Let $X$ be an $n$-dimensional projective variety with a simple singularity $p \in X$ which can be resolved by a blow-up $\pi\colon \tilde X \to X$ along $p$. The examples that I am considering are when $p$ is a node ($\widehat{\mathscr{O}}_{X,p} \cong \mathbb C[\![x_1,...,x_{n+1}]\!]/\langle x_1^2 + \cdots + x_{n+1}^2\rangle$) or a cusp ($\widehat{\mathscr{O}}_{X,p} \cong \mathbb C[\![x_1,...,x_{n+1}]\!]/\langle x_1^2 + \cdots + x_{n}^2 + x_{n+1}^3\rangle$). In these cases, the exceptional divisor $E$ is either a smooth quadric in $\mathbb{P}^n$ or a cone over a smooth quadric in $\mathbb{P}^{n-1}$. I would like to compute the top self-intersection $E^n$ in $\tilde X$.

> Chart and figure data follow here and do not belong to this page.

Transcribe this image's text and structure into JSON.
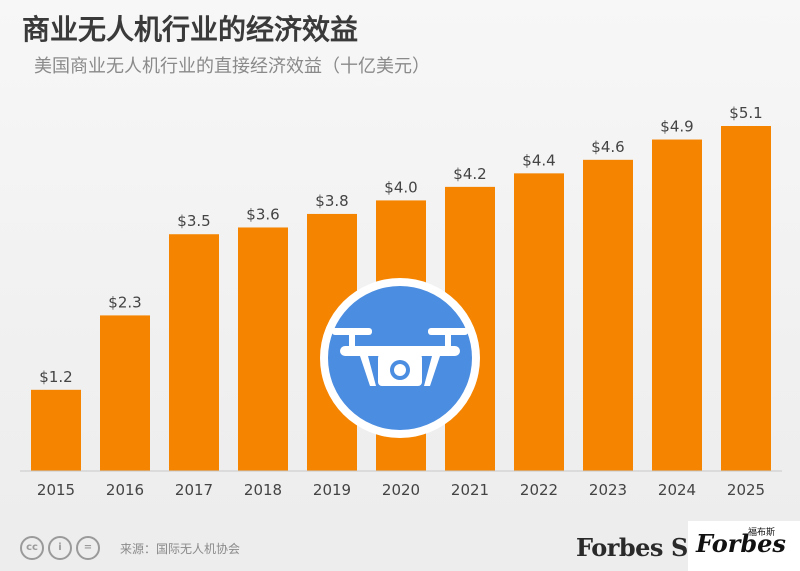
{
  "title": "商业无人机行业的经济效益",
  "subtitle": "美国商业无人机行业的直接经济效益（十亿美元）",
  "source": "来源：国际无人机协会",
  "brand": "Forbes",
  "brand_fragment": "ST",
  "watermark": {
    "text": "Forbes",
    "small": "福布斯"
  },
  "colors": {
    "bar": "#f58400",
    "icon_circle": "#4b8de0",
    "icon_ring": "#ffffff",
    "drone": "#ffffff"
  },
  "icons": {
    "center": "drone-icon"
  },
  "chart_data": {
    "type": "bar",
    "title": "商业无人机行业的经济效益",
    "subtitle": "美国商业无人机行业的直接经济效益（十亿美元）",
    "categories": [
      "2015",
      "2016",
      "2017",
      "2018",
      "2019",
      "2020",
      "2021",
      "2022",
      "2023",
      "2024",
      "2025"
    ],
    "values": [
      1.2,
      2.3,
      3.5,
      3.6,
      3.8,
      4.0,
      4.2,
      4.4,
      4.6,
      4.9,
      5.1
    ],
    "value_labels": [
      "$1.2",
      "$2.3",
      "$3.5",
      "$3.6",
      "$3.8",
      "$4.0",
      "$4.2",
      "$4.4",
      "$4.6",
      "$4.9",
      "$5.1"
    ],
    "xlabel": "",
    "ylabel": "",
    "ylim": [
      0,
      5.1
    ],
    "grid": false,
    "legend": "none"
  }
}
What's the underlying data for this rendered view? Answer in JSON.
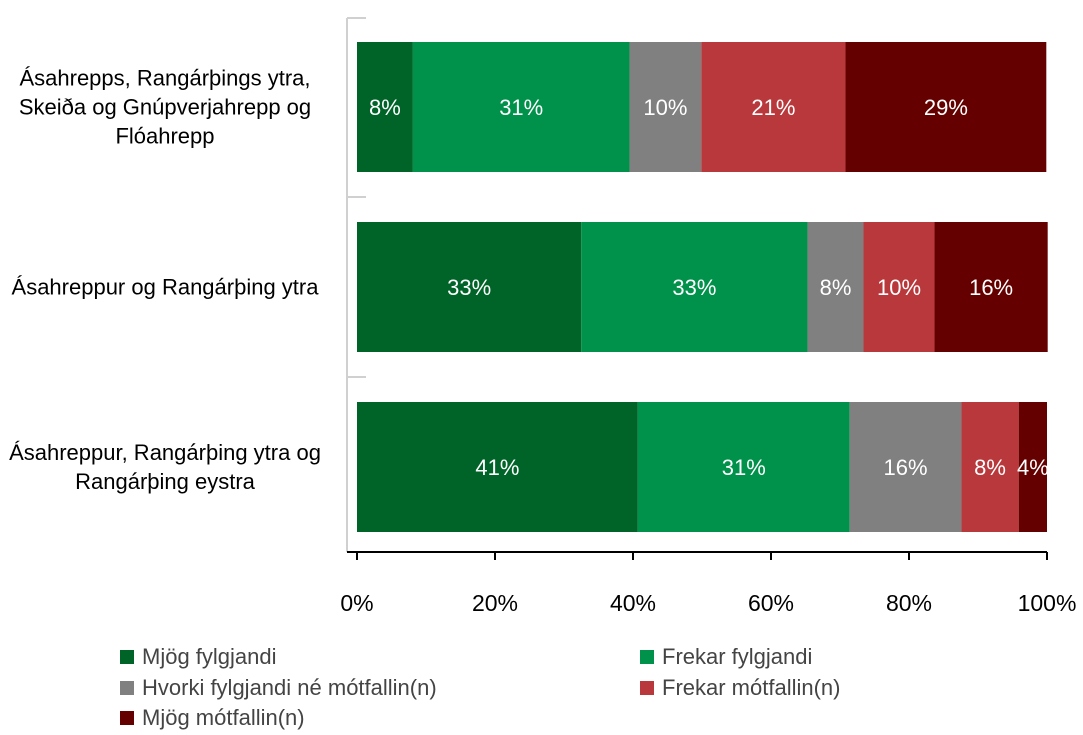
{
  "chart_data": {
    "type": "stacked_bar_horizontal",
    "categories": [
      "Ásahrepps, Rangárþings ytra, Skeiða og Gnúpverjahrepp og Flóahrepp",
      "Ásahreppur og Rangárþing ytra",
      "Ásahreppur, Rangárþing ytra og Rangárþing eystra"
    ],
    "series": [
      {
        "name": "Mjög fylgjandi",
        "color": "#006428",
        "values": [
          8.1,
          32.5,
          40.7
        ],
        "value_labels": [
          "8%",
          "33%",
          "41%"
        ]
      },
      {
        "name": "Frekar fylgjandi",
        "color": "#00914a",
        "values": [
          31.4,
          32.8,
          30.7
        ],
        "value_labels": [
          "31%",
          "33%",
          "31%"
        ]
      },
      {
        "name": "Hvorki fylgjandi né mótfallin(n)",
        "color": "#808080",
        "values": [
          10.4,
          8.1,
          16.2
        ],
        "value_labels": [
          "10%",
          "8%",
          "16%"
        ]
      },
      {
        "name": "Frekar mótfallin(n)",
        "color": "#b8383b",
        "values": [
          20.9,
          10.3,
          8.3
        ],
        "value_labels": [
          "21%",
          "10%",
          "8%"
        ]
      },
      {
        "name": "Mjög mótfallin(n)",
        "color": "#640000",
        "values": [
          29.1,
          16.4,
          4.1
        ],
        "value_labels": [
          "29%",
          "16%",
          "4%"
        ]
      }
    ],
    "xlim": [
      0,
      100
    ],
    "xticks": [
      {
        "value": 0,
        "label": "0%"
      },
      {
        "value": 20,
        "label": "20%"
      },
      {
        "value": 40,
        "label": "40%"
      },
      {
        "value": 60,
        "label": "60%"
      },
      {
        "value": 80,
        "label": "80%"
      },
      {
        "value": 100,
        "label": "100%"
      }
    ]
  }
}
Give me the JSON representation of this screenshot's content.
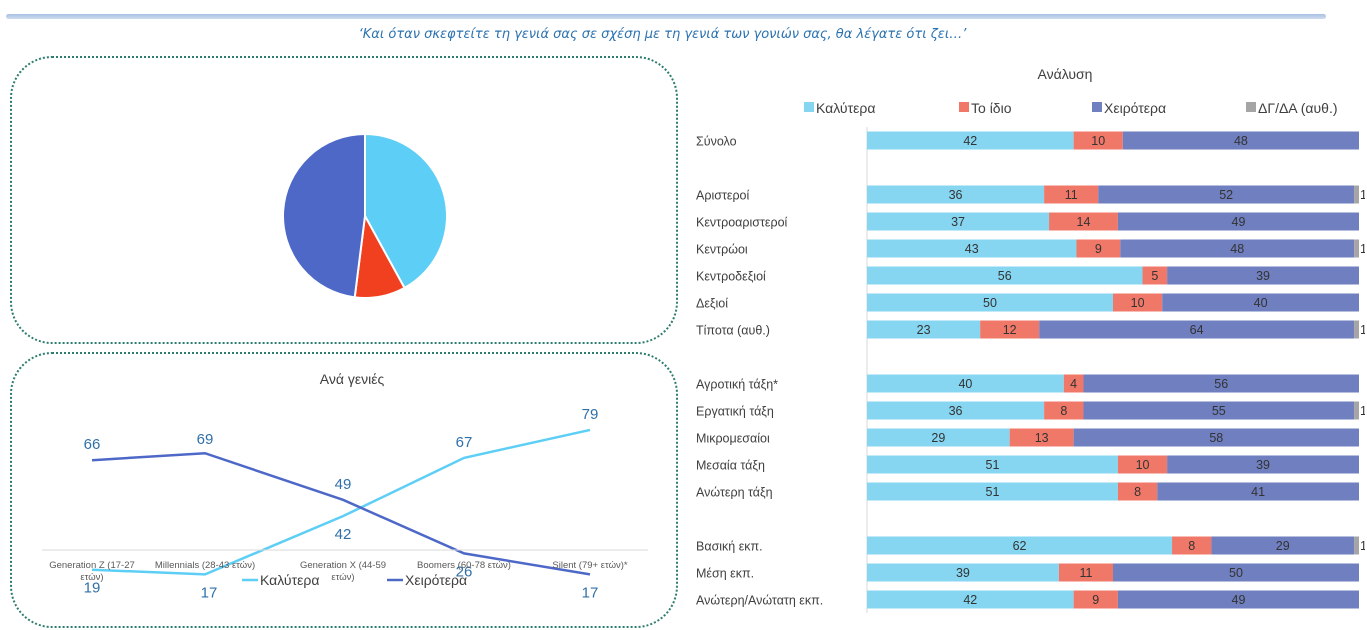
{
  "subtitle": "‘Και όταν σκεφτείτε τη γενιά σας σε σχέση με τη γενιά των γονιών σας, θα λέγατε ότι ζει…’",
  "colors": {
    "better": "#5dcef5",
    "same": "#f0401f",
    "worse": "#4e68c8",
    "better_bar": "#86d6f2",
    "same_bar": "#f07868",
    "worse_bar": "#6f7fbf",
    "dk_bar": "#a5a5a5"
  },
  "chart_data": [
    {
      "type": "pie",
      "title": "",
      "slices": [
        {
          "name": "Καλύτερα",
          "value": 42
        },
        {
          "name": "Το ίδιο",
          "value": 10
        },
        {
          "name": "Χειρότερα",
          "value": 48
        }
      ]
    },
    {
      "type": "line",
      "title": "Ανά γενιές",
      "categories": [
        "Generation Z (17-27 ετών)",
        "Millennials (28-43 ετών)",
        "Generation X (44-59 ετών)",
        "Boomers (60-78 ετών)",
        "Silent (79+ ετών)*"
      ],
      "series": [
        {
          "name": "Καλύτερα",
          "values": [
            19,
            17,
            42,
            67,
            79
          ]
        },
        {
          "name": "Χειρότερα",
          "values": [
            66,
            69,
            49,
            26,
            17
          ]
        }
      ],
      "legend": "bottom"
    },
    {
      "type": "bar",
      "orientation": "horizontal-stacked",
      "title": "Ανάλυση",
      "legend_position": "top",
      "series_names": [
        "Καλύτερα",
        "Το ίδιο",
        "Χειρότερα",
        "ΔΓ/ΔΑ (αυθ.)"
      ],
      "rows": [
        {
          "label": "Σύνολο",
          "values": [
            42,
            10,
            48,
            0
          ]
        },
        {
          "label": "",
          "values": []
        },
        {
          "label": "Αριστεροί",
          "values": [
            36,
            11,
            52,
            1
          ]
        },
        {
          "label": "Κεντροαριστεροί",
          "values": [
            37,
            14,
            49,
            0
          ]
        },
        {
          "label": "Κεντρώοι",
          "values": [
            43,
            9,
            48,
            1
          ]
        },
        {
          "label": "Κεντροδεξιοί",
          "values": [
            56,
            5,
            39,
            0
          ]
        },
        {
          "label": "Δεξιοί",
          "values": [
            50,
            10,
            40,
            0
          ]
        },
        {
          "label": "Τίποτα (αυθ.)",
          "values": [
            23,
            12,
            64,
            1
          ]
        },
        {
          "label": "",
          "values": []
        },
        {
          "label": "Αγροτική τάξη*",
          "values": [
            40,
            4,
            56,
            0
          ]
        },
        {
          "label": "Εργατική τάξη",
          "values": [
            36,
            8,
            55,
            1
          ]
        },
        {
          "label": "Μικρομεσαίοι",
          "values": [
            29,
            13,
            58,
            0
          ]
        },
        {
          "label": "Μεσαία τάξη",
          "values": [
            51,
            10,
            39,
            0
          ]
        },
        {
          "label": "Ανώτερη τάξη",
          "values": [
            51,
            8,
            41,
            0
          ]
        },
        {
          "label": "",
          "values": []
        },
        {
          "label": "Βασική εκπ.",
          "values": [
            62,
            8,
            29,
            1
          ]
        },
        {
          "label": "Μέση εκπ.",
          "values": [
            39,
            11,
            50,
            0
          ]
        },
        {
          "label": "Ανώτερη/Ανώτατη εκπ.",
          "values": [
            42,
            9,
            49,
            0
          ]
        }
      ]
    }
  ]
}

For $n = 2$, the resolution is well-understood: when $p$ is a node, $E \cong \mathbb{P}^{1}$ is a $(-2)$-curve; when $p$ is a cusp, $E$ is a union of two $(-2)$-curves intersecting at one point. For both cases we have $E^2 = -2$.
Now I am stuck at $n = 3$. It might be helpful to compute the normal bundle $\mathscr N_{E\mid\tilde X} \cong \mathscr{O}_{\tilde X}(-E)|_E \cong \mathscr{O}_{\mathbb{P}^{3}}(-1)|_E$, as I expect that $E^n = (\deg \mathscr N_{E\mid\tilde X})^{n-1}$ at least when $E$ is smooth. I am not sure if it is the correct way to compute the product; nor do I know if it holds for $E$ singular quadric.
(I guess $E^3 = 4$ for the nodal 3-fold and $E^3 = 2$ for the cuspidal 3-fold.)
The blowup $\tilde{X}$ of $p$ on $X$ is the strict transform of $X$ in the blowup of the ambient smooth variety (say $Y$) of dimension $n + 1$ at $p$ and the exceptional divisor $E_X \subset \tilde{X}$ is the preimage of the exceptional divisor $E_Y \subset \tilde{Y}$, hence $$ \mathcal{N}_{E_X/\tilde{X}} \cong \mathcal{N}_{E_Y/\tilde{Y}}\vert_{E_X}. $$ Therefore, the normal bundle is $\mathcal{O}(-1)$ both in the case of a node and in the case of a cusp. The formula for $E_X^n$ works regardless of the smoothness of $E_X$, so the self-intersection is $$ E_X^n = (-1)^{n-1}\cdot 2 $$ in both cases.